“Che un docente debba avere ripercussioni se non va d’accordo col proprio dirigente è un’evidente violazione delle libertà costituzionali.” Così la deputata reggina del Movimento 5 Stelle Federica Dieni commenta la notizia, emersa su organi di stampa, secondo la quale i criteri definiti dall’Istituto comprensivo F. Jerace di Polistena, in provincia di Reggio Calabria per assegnare il bonus premiale al personale docente, prevedrebbero penalizzazioni nel punteggio in relazione ad eventuali relazioni conflittuali con colleghi, dirigenti scolastici e altri soggetti del territorio.
“Che la cosiddetta legge sulla Buona scuola – continua la parlamentare – avrebbe portato all’asservimento degli insegnanti ai dirigenti, noi del MoVimento 5 Stelle lo denunciammo fin dalla discussione nelle aule parlamentari di questa pseudo riforma. La deriva che si è presa a Polistena, tuttavia, è conseguenza di un’interpretazione della norma che speriamo il Ministero si impegni per escludere. Per questo ho presentato immediatamente un’interrogazione al Ministro dell’istruzione. Mentre, infatti, la legge prevede che il Comitato per la valutazione dei docenti individui i criteri per la valorizzazione dei docenti stessi, la previsione secondo la quale tra questi rientri la concordia col dirigente è evidentemente un eccesso che, anche alla luce della libertà di espressione, non possiamo tollerare.
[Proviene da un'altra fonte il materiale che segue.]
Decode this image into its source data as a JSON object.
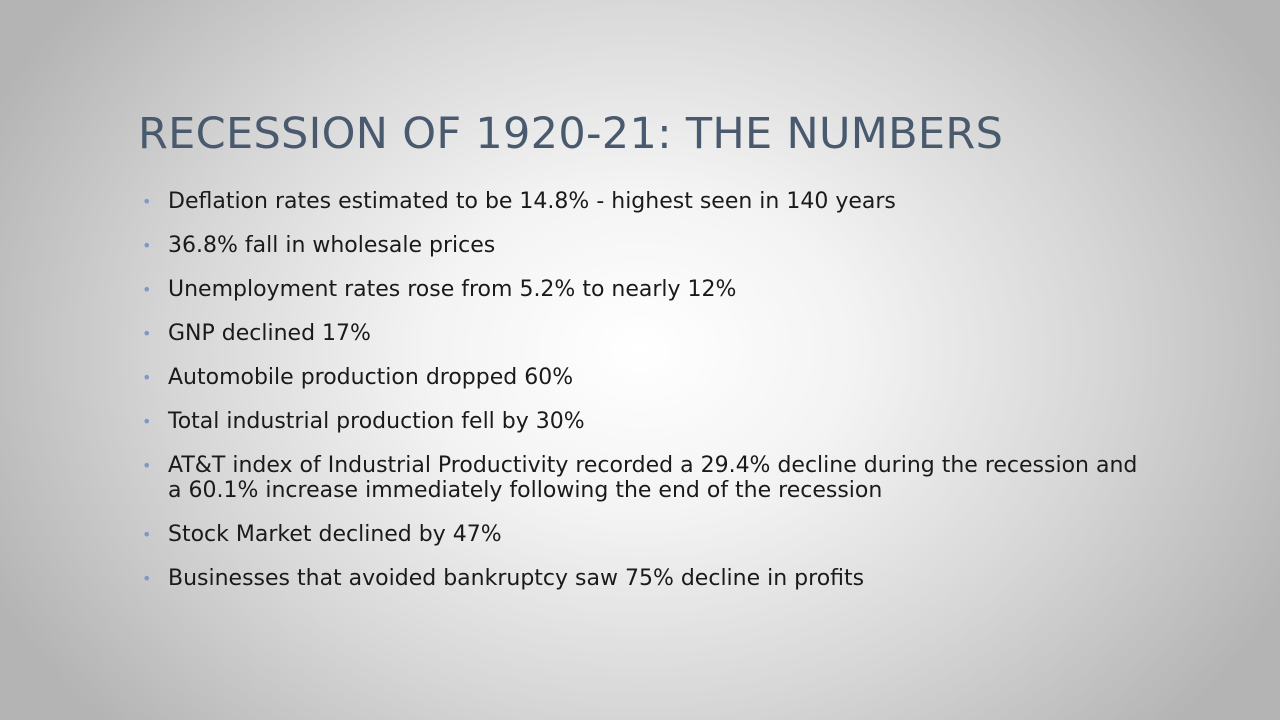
{
  "slide": {
    "title": "RECESSION OF 1920-21: THE NUMBERS",
    "bullet_color": "#7d9bc0",
    "title_color": "#4a5a6e",
    "bullets": [
      "Deflation rates estimated to be 14.8%  - highest seen in 140 years",
      "36.8% fall in wholesale prices",
      "Unemployment rates rose from 5.2% to nearly 12%",
      "GNP declined 17%",
      "Automobile production dropped 60%",
      "Total industrial production fell by 30%",
      "AT&T index of Industrial Productivity recorded a 29.4% decline during the recession and a 60.1% increase immediately following the end of the recession",
      "Stock Market declined by 47%",
      "Businesses that avoided bankruptcy saw 75% decline in profits"
    ]
  }
}
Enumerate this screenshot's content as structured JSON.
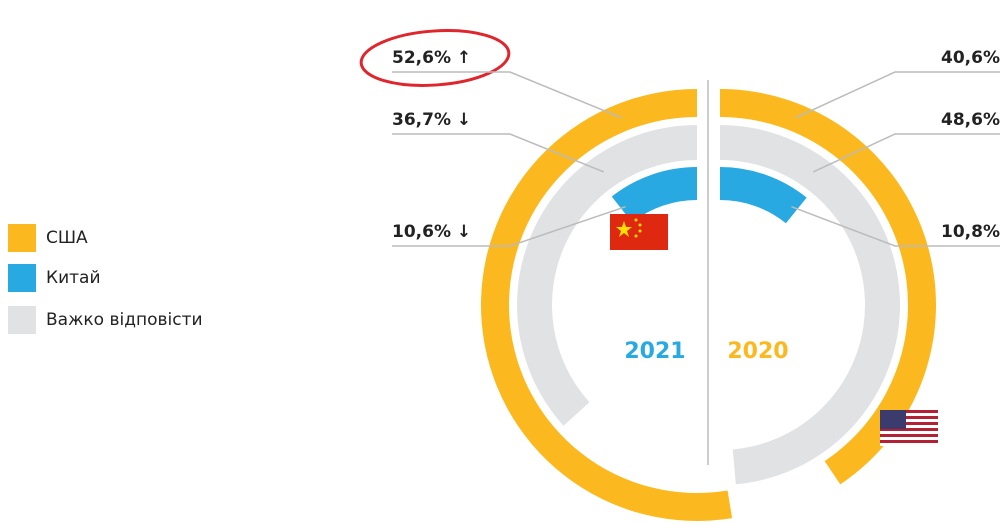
{
  "chart_data": {
    "type": "radial-bar",
    "categories": [
      "США",
      "Китай",
      "Важко відповісти"
    ],
    "colors": [
      "#fbb91f",
      "#29a9e1",
      "#e1e2e4"
    ],
    "series": [
      {
        "name": "2021",
        "color": "#29a9e1",
        "values": [
          52.6,
          10.6,
          36.7
        ],
        "value_labels": [
          "52,6% ↑",
          "10,6% ↓",
          "36,7% ↓"
        ]
      },
      {
        "name": "2020",
        "color": "#fbb91f",
        "values": [
          40.6,
          10.8,
          48.6
        ],
        "value_labels": [
          "40,6%",
          "10,8%",
          "48,6%"
        ]
      }
    ]
  }
}
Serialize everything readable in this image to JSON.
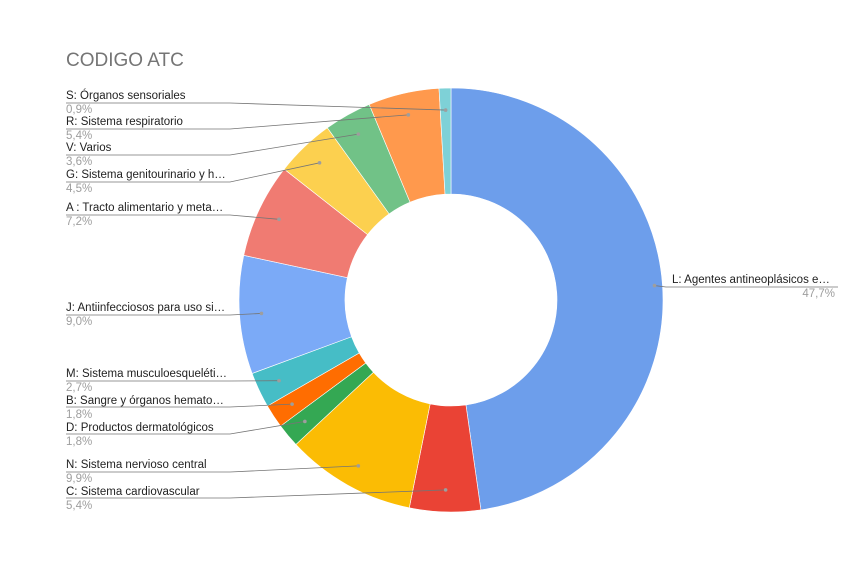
{
  "chart_data": {
    "type": "pie",
    "donut": true,
    "title": "CODIGO ATC",
    "legend": "callout-labels",
    "slices": [
      {
        "name": "L: Agentes antineoplásicos e…",
        "label": "47,7%",
        "value": 47.7,
        "color": "#6d9eeb"
      },
      {
        "name": "C: Sistema cardiovascular",
        "label": "5,4%",
        "value": 5.4,
        "color": "#ea4335"
      },
      {
        "name": "N: Sistema nervioso central",
        "label": "9,9%",
        "value": 9.9,
        "color": "#fbbc04"
      },
      {
        "name": "D: Productos dermatológicos",
        "label": "1,8%",
        "value": 1.8,
        "color": "#34a853"
      },
      {
        "name": "B: Sangre y órganos hemato…",
        "label": "1,8%",
        "value": 1.8,
        "color": "#ff6d01"
      },
      {
        "name": "M: Sistema musculoesqueléti…",
        "label": "2,7%",
        "value": 2.7,
        "color": "#46bdc6"
      },
      {
        "name": "J: Antiinfecciosos para uso si…",
        "label": "9,0%",
        "value": 9.0,
        "color": "#7baaf7"
      },
      {
        "name": "A : Tracto alimentario y meta…",
        "label": "7,2%",
        "value": 7.2,
        "color": "#f07b72"
      },
      {
        "name": "G: Sistema genitourinario y h…",
        "label": "4,5%",
        "value": 4.5,
        "color": "#fcd04f"
      },
      {
        "name": "V: Varios",
        "label": "3,6%",
        "value": 3.6,
        "color": "#71c287"
      },
      {
        "name": "R: Sistema respiratorio",
        "label": "5,4%",
        "value": 5.4,
        "color": "#ff994d"
      },
      {
        "name": "S: Órganos sensoriales",
        "label": "0,9%",
        "value": 0.9,
        "color": "#7ed1d7"
      }
    ]
  }
}
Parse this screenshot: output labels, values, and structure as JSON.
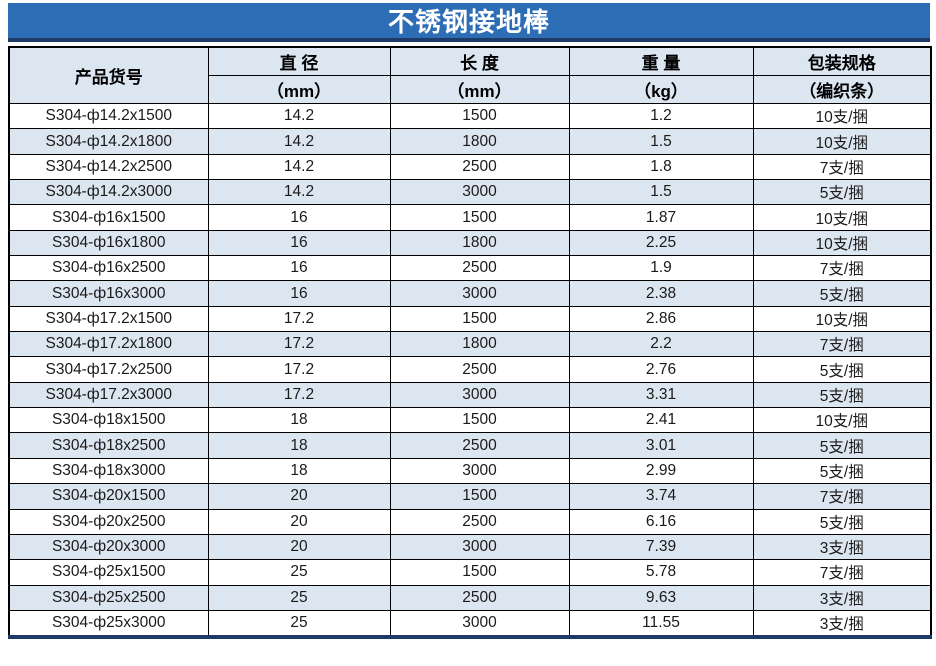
{
  "title": "不锈钢接地棒",
  "colors": {
    "title_background": "#2D6DB5",
    "title_text": "#FFFFFF",
    "navy_accent_border": "#1E3A66",
    "header_background": "#DCE6F1",
    "alt_row_background": "#DCE6F1",
    "grid_border": "#000000",
    "body_text": "#1A1A1A"
  },
  "table": {
    "column_keys": [
      "product-code",
      "diameter",
      "length",
      "weight",
      "packing"
    ],
    "columns": [
      {
        "name": "产品货号",
        "unit": ""
      },
      {
        "name": "直 径",
        "unit": "（mm）"
      },
      {
        "name": "长 度",
        "unit": "（mm）"
      },
      {
        "name": "重 量",
        "unit": "（kg）"
      },
      {
        "name": "包装规格",
        "unit": "（编织条）"
      }
    ],
    "rows": [
      [
        "S304-ф14.2x1500",
        "14.2",
        "1500",
        "1.2",
        "10支/捆"
      ],
      [
        "S304-ф14.2x1800",
        "14.2",
        "1800",
        "1.5",
        "10支/捆"
      ],
      [
        "S304-ф14.2x2500",
        "14.2",
        "2500",
        "1.8",
        "7支/捆"
      ],
      [
        "S304-ф14.2x3000",
        "14.2",
        "3000",
        "1.5",
        "5支/捆"
      ],
      [
        "S304-ф16x1500",
        "16",
        "1500",
        "1.87",
        "10支/捆"
      ],
      [
        "S304-ф16x1800",
        "16",
        "1800",
        "2.25",
        "10支/捆"
      ],
      [
        "S304-ф16x2500",
        "16",
        "2500",
        "1.9",
        "7支/捆"
      ],
      [
        "S304-ф16x3000",
        "16",
        "3000",
        "2.38",
        "5支/捆"
      ],
      [
        "S304-ф17.2x1500",
        "17.2",
        "1500",
        "2.86",
        "10支/捆"
      ],
      [
        "S304-ф17.2x1800",
        "17.2",
        "1800",
        "2.2",
        "7支/捆"
      ],
      [
        "S304-ф17.2x2500",
        "17.2",
        "2500",
        "2.76",
        "5支/捆"
      ],
      [
        "S304-ф17.2x3000",
        "17.2",
        "3000",
        "3.31",
        "5支/捆"
      ],
      [
        "S304-ф18x1500",
        "18",
        "1500",
        "2.41",
        "10支/捆"
      ],
      [
        "S304-ф18x2500",
        "18",
        "2500",
        "3.01",
        "5支/捆"
      ],
      [
        "S304-ф18x3000",
        "18",
        "3000",
        "2.99",
        "5支/捆"
      ],
      [
        "S304-ф20x1500",
        "20",
        "1500",
        "3.74",
        "7支/捆"
      ],
      [
        "S304-ф20x2500",
        "20",
        "2500",
        "6.16",
        "5支/捆"
      ],
      [
        "S304-ф20x3000",
        "20",
        "3000",
        "7.39",
        "3支/捆"
      ],
      [
        "S304-ф25x1500",
        "25",
        "1500",
        "5.78",
        "7支/捆"
      ],
      [
        "S304-ф25x2500",
        "25",
        "2500",
        "9.63",
        "3支/捆"
      ],
      [
        "S304-ф25x3000",
        "25",
        "3000",
        "11.55",
        "3支/捆"
      ]
    ]
  }
}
Oltre a questo è evidente che la deontologia professionale porta molte volte a prendere delle posizioni in disaccordo col proprio superiore o con esponenti delle amministrazioni locali. E’ impensabile che, se per fare il proprio dovere, un insegnante deve alzare la voce, magari in difesa della salute o della sicurezza degli studenti, debba venire punito.”
“La legge sulla buona scuola – termina la deputata reggina – ha già talmente tanti difetti che non serve aggiungerne altri in sede di applicazione. Invito pertanto chi è chiamato a decidere, a partire dalle realtà locali, a evitare di trasformare il già troppo esteso potere dei dirigenti in veri e propri abusi. Ne va, prima ancora che della libertà dell’insegnante e del pluralismo, dei diritti fondamentali.”